Why should a Government that has consistently refused to offer public funding for potentially viable commercial projects of real national importance - aerospace, public transport, nuclear power - now be spending tens of billions on supporting a bust mortgage bank? Is it because Britain is short of mortgage lenders, lacks employment opportunities for bankers or suffers a deficiency of financial innovation?

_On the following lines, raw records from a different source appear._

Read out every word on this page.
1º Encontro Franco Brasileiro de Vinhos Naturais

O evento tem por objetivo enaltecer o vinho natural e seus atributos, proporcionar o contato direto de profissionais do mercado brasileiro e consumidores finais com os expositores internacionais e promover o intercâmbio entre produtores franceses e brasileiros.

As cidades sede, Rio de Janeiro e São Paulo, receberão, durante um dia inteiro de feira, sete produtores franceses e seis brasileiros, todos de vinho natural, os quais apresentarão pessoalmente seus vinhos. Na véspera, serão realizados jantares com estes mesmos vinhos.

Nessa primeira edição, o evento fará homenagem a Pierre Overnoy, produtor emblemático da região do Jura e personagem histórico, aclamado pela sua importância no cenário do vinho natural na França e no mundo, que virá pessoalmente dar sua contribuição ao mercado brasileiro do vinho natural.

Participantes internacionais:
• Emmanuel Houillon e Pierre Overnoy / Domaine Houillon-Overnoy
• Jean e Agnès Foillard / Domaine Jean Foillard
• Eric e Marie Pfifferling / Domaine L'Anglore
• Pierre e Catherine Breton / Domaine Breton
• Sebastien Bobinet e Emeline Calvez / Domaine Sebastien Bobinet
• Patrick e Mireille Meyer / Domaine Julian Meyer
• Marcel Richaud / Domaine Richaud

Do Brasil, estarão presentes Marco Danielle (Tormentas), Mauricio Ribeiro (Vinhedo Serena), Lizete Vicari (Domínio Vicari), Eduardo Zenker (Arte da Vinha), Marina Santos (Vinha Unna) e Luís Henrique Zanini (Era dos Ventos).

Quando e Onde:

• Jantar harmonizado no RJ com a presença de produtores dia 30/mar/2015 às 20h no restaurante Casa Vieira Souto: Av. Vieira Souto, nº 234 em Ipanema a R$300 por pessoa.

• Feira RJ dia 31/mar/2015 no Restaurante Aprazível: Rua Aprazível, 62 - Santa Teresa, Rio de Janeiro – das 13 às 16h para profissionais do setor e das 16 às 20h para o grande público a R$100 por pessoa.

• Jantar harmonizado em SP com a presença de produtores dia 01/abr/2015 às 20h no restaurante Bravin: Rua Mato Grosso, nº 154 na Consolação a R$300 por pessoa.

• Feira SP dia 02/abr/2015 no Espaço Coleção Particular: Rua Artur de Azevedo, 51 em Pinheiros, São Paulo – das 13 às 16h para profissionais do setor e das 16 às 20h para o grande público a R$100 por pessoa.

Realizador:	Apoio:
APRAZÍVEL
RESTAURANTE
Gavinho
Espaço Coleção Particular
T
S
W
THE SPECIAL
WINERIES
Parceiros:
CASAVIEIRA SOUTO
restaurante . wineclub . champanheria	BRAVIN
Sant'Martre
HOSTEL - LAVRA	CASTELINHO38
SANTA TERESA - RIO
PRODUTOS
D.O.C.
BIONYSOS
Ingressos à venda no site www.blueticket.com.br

Obviously not - but equally in future any financial institution which finds itself in dire straits can be expected to demand similar support to that which the government has bestowed upon Northern Rock. The ramifications of this decision are enormous - can we be sure that the government is prepared for them? The signs are not good - the Chancellor of the Exchequer has been described by the Opposition as a "dead man walking", while some Brownites are briefing against Alastair Darling with a view to replacing him with (God help us) Mr Ed Balls. For all the bluster about the government's long term planning, the current administration is so shell-shocked it can barely plan beyond the next news bulletin. Iain Dale has suggested that it is time for David Cameron to table a confidence motion in the House of Commons. Though the motion would surely fail, there seems little reason why he should not. It is hard to think what else the government might do to forfeit the confidence of the nation.